Flowers was appealing his 2010 conviction - in his sixth trial - on charges of murdering four people at the Tardy Furniture store where he previously worked in the small central Mississippi city of Winona. In that trial, there were 11 white jurors and one black juror.

His lawyers accused long-serving Montgomery County District Attorney Doug Evans, who is white, of engaging in a pattern of removing black jurors that indicated an unlawful discriminatory motive. Evans has given non-racial reasons for striking black potential jurors.

Flowers was found guilty in his first three trials - the first one with an all-white jury and the next two with just one black juror - but those convictions were thrown out by Mississippi's top court. Several blacks jurors participated in the fourth and fifth trials, which ended without a verdict because the jury both times failed to produce a unanimous decision.

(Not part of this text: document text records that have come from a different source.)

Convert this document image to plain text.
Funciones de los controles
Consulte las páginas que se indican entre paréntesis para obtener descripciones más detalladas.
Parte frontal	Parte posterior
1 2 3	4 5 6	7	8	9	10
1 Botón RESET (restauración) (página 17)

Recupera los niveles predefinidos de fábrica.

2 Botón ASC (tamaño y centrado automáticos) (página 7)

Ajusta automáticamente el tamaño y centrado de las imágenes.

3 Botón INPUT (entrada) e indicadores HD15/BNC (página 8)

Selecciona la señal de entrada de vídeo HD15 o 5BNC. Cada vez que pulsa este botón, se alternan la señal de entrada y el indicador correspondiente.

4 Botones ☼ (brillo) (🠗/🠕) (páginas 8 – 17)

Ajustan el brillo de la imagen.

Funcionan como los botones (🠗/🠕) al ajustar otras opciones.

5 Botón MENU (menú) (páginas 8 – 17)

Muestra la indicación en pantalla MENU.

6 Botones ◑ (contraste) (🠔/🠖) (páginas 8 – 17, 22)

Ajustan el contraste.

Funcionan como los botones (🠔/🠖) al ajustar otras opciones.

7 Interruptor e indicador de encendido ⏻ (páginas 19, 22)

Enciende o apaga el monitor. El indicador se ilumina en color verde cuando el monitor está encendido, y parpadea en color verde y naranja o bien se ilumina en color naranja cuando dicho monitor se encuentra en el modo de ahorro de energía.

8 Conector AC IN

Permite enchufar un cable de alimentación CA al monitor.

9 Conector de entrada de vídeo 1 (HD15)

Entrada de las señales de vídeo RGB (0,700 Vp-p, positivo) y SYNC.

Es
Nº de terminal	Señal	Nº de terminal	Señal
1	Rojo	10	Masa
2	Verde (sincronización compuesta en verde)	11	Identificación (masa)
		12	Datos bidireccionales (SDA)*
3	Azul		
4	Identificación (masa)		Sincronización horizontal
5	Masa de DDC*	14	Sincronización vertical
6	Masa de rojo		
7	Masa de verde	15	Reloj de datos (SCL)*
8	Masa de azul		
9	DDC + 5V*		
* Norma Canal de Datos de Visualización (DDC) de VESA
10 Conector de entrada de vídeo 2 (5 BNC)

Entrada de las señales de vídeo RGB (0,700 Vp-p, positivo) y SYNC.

Prosecutors have said Flowers was upset with the store owner for firing him and withholding his paycheck to cover the cost of batteries he previously had damaged. He was convicted of killing store owner Bertha Tardy, 59; bookkeeper Carmen Rigby, 45; delivery worker Robert Golden, 42; and part-time employee Derrick Stewart, 16. All except Golden were white.

Thomas, the only black member of the Supreme Court, asked his first questions during an oral argument in three years when the case came before the justices in March. His question centered on whether defense lawyers for Flowers during his trials had excluded white potential jurors.